# What Are the Applications of Nominal Interest Rates?

The term "nominal interest rates" is generally used in one of two ways: to describe the rate of return on an investment or the amount of interest charged on a loan. It can be thought of as the quoted interest rate. If a bank states that it charges 6 percent interest on a 15 year mortgage, 6 percent is the nominal interest rate. Likewise, the nominal rate for a savings account is the additional interest it yields as a percent of the total saved. Nominal interest rates are not adjusted for inflation.

Many individuals use nominal interest rates to figure out how much they will earn on an investment.

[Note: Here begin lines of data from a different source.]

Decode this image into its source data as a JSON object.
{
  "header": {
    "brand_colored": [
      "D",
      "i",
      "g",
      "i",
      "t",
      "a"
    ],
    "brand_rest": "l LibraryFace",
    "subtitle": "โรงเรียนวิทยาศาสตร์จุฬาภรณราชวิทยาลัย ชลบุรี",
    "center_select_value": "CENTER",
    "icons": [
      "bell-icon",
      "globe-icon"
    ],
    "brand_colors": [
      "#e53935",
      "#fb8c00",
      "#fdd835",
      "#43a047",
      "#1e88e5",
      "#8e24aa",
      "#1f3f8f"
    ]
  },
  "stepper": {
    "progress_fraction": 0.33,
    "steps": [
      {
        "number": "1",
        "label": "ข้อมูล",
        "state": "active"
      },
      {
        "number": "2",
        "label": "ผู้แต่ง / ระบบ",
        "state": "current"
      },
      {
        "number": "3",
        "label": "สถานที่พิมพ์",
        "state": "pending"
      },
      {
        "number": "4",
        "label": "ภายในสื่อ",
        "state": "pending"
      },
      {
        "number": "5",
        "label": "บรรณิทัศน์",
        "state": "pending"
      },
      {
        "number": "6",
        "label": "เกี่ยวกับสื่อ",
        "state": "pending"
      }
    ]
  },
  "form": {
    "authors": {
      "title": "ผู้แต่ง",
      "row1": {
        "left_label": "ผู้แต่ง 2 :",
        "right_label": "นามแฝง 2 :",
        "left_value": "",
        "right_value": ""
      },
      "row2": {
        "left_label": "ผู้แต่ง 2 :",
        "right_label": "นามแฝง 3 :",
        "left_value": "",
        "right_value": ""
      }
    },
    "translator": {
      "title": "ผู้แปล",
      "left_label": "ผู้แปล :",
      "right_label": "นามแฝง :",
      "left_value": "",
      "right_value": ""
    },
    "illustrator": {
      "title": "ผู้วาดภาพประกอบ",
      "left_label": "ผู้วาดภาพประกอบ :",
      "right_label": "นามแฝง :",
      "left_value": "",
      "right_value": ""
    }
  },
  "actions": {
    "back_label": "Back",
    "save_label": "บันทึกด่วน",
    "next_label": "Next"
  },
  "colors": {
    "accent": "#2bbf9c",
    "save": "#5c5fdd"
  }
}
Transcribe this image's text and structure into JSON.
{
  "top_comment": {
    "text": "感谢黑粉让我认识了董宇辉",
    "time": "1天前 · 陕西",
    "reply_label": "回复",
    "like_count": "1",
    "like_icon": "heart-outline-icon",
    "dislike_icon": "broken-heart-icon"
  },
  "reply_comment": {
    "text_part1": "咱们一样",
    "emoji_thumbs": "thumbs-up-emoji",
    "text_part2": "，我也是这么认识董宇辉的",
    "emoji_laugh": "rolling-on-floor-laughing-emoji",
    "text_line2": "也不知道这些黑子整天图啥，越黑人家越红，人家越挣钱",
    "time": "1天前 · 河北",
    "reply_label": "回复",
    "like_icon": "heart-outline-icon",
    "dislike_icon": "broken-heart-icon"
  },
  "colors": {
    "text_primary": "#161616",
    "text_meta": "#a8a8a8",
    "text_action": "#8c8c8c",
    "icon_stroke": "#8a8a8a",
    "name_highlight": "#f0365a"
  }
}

For instance, if someone makes an initial deposit amount of $1,000 US Dollars (USD) that earns 10 percent annual interest, he will gain $100 USD. The interest payment is added to the initial deposit, bringing the account balance to $1,100 USD. In the second year, the investor continues to earn 10 percent interest on the new balance, resulting in additional interest earnings of $110 USD, and bringing the total to $1,210 USD.

An issue with using nominal interest rates to calculate earnings is that inflation is not taken into account. Assuming an inflation rate of 5 percent, the real earnings in the above example would be reduced to $50 USD in year one and $52.50 USD in year two. Since inflation reduces the spending power of money, the value of $1 USD decreases over time. It takes more money to obtain the same types of goods, which is why relying on the nominal interest rate might be misleading.

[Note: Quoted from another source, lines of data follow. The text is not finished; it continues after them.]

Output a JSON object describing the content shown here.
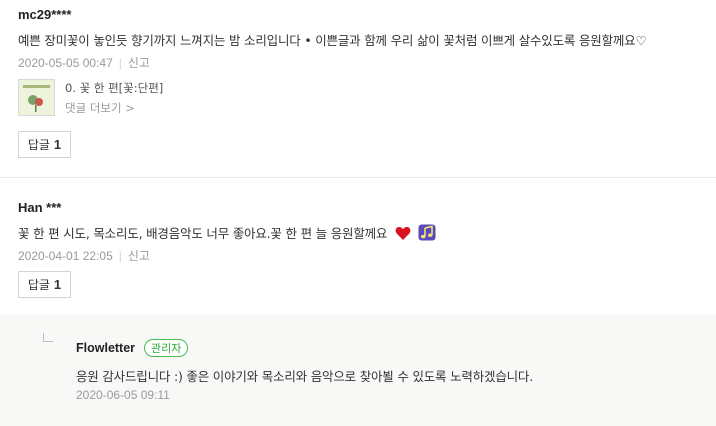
{
  "comments": [
    {
      "author": "mc29****",
      "text": "예쁜 장미꽃이 놓인듯 향기까지 느껴지는 밤 소리입니다 • 이쁜글과 함께 우리 삶이 꽃처럼 이쁘게 살수있도록 응원할께요♡",
      "date": "2020-05-05 00:47",
      "report_label": "신고",
      "post": {
        "title": "0. 꽃 한 편[꽃:단편]",
        "more_label": "댓글 더보기 >"
      },
      "reply_label": "답글",
      "reply_count": "1"
    },
    {
      "author": "Han ***",
      "text": "꽃 한 편 시도, 목소리도, 배경음악도 너무 좋아요.꽃 한 편 늘 응원할께요",
      "date": "2020-04-01 22:05",
      "report_label": "신고",
      "reply_label": "답글",
      "reply_count": "1",
      "emoji": [
        "heart-icon",
        "music-note-icon"
      ]
    }
  ],
  "reply": {
    "author": "Flowletter",
    "badge": "관리자",
    "text": "응원 감사드립니다 :) 좋은 이야기와 목소리와 음악으로 찾아뵐 수 있도록 노력하겠습니다.",
    "date": "2020-06-05 09:11"
  },
  "colors": {
    "badge": "#47bc51",
    "reply_bg": "#f8f9f7",
    "meta": "#9a9a9a"
  }
}
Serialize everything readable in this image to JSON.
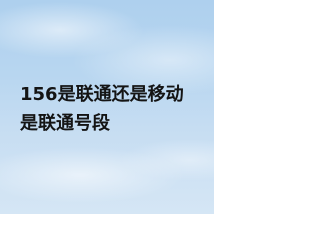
{
  "headline": {
    "line1": "156是联通还是移动",
    "line2": "是联通号段"
  }
}
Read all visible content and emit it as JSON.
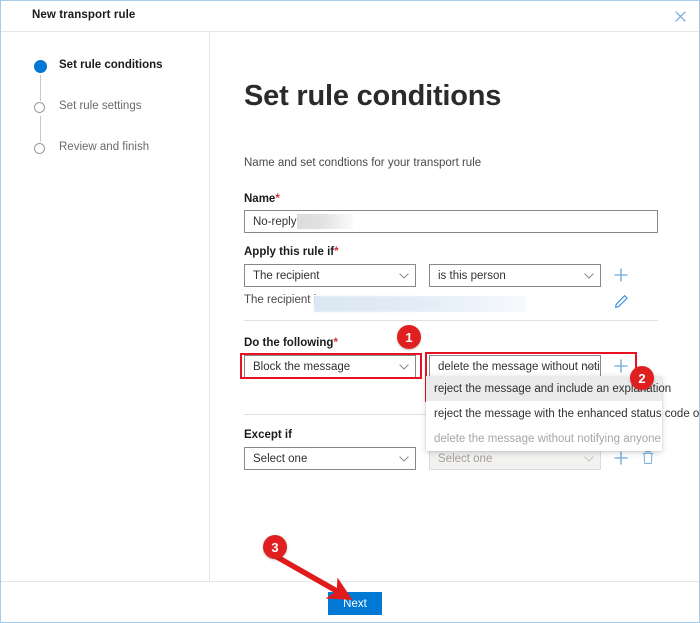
{
  "window": {
    "title": "New transport rule",
    "close_icon": "close-icon"
  },
  "sidebar": {
    "steps": [
      {
        "label": "Set rule conditions",
        "state": "active"
      },
      {
        "label": "Set rule settings",
        "state": "pending"
      },
      {
        "label": "Review and finish",
        "state": "pending"
      }
    ]
  },
  "main": {
    "page_title": "Set rule conditions",
    "subtitle": "Name and set condtions for your transport rule",
    "name_field": {
      "label": "Name",
      "required_marker": "*",
      "value": "No-reply",
      "redacted": true
    },
    "apply_rule_if": {
      "label": "Apply this rule if",
      "required_marker": "*",
      "condition_value": "The recipient",
      "operator_value": "is this person",
      "add_icon": "plus-icon",
      "detail_prefix": "The recipient is",
      "detail_redacted": true,
      "edit_icon": "pencil-icon"
    },
    "do_the_following": {
      "label": "Do the following",
      "required_marker": "*",
      "action_value": "Block the message",
      "detail_value": "delete the message without notif...",
      "add_icon": "plus-icon",
      "options": [
        {
          "label": "reject the message and include an explanation",
          "state": "hover"
        },
        {
          "label": "reject the message with the enhanced status code of",
          "state": "normal"
        },
        {
          "label": "delete the message without notifying anyone",
          "state": "disabled"
        }
      ]
    },
    "except_if": {
      "label": "Except if",
      "condition_value": "Select one",
      "detail_value": "Select one",
      "detail_disabled": true,
      "add_icon": "plus-icon",
      "delete_icon": "trash-icon"
    }
  },
  "footer": {
    "next_label": "Next"
  },
  "annotations": {
    "badges": [
      {
        "number": "1"
      },
      {
        "number": "2"
      },
      {
        "number": "3"
      }
    ],
    "arrow": "red-arrow-pointing-to-next-button"
  },
  "colors": {
    "accent": "#0078d4",
    "annotation_red": "#e02020",
    "highlight_red": "#e81123",
    "required_red": "#d13438",
    "text_primary": "#1b1b1b",
    "text_secondary": "#6a6a6a",
    "border": "#8a8886"
  }
}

If for some unlikely reason inflation remains at zero, nominal interest rates would be a correct estimate of earnings. One of the reasons why some investors take larger risks with the stock market is to obtain a high nominal interest rate. This high rate helps offset the cost of inflation in the long run. For example, a stock portfolio that yields an average return of 15 percent over 30 years is considered normal or adequate.

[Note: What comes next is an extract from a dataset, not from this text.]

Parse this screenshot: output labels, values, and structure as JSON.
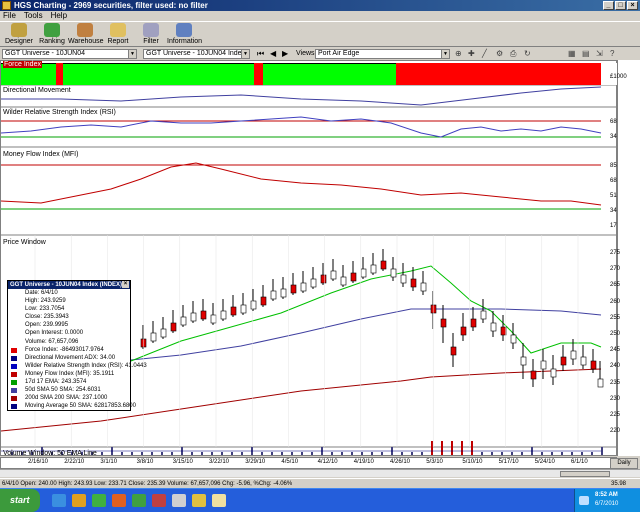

Nominal rates also reflect the cost of borrowing. If a consumer takes out a car loan for $10,000 USD and pays $500 USD in interest payments the first year, the nominal rate is 5 percent. The lender assumes the risk of inflation outpacing the interest rate, as well as the risk of payment default. In the United States, nominal interest rates can be influenced by the costs of borrowing from the Federal Reserve, macroeconomic conditions, and an individual's credit history.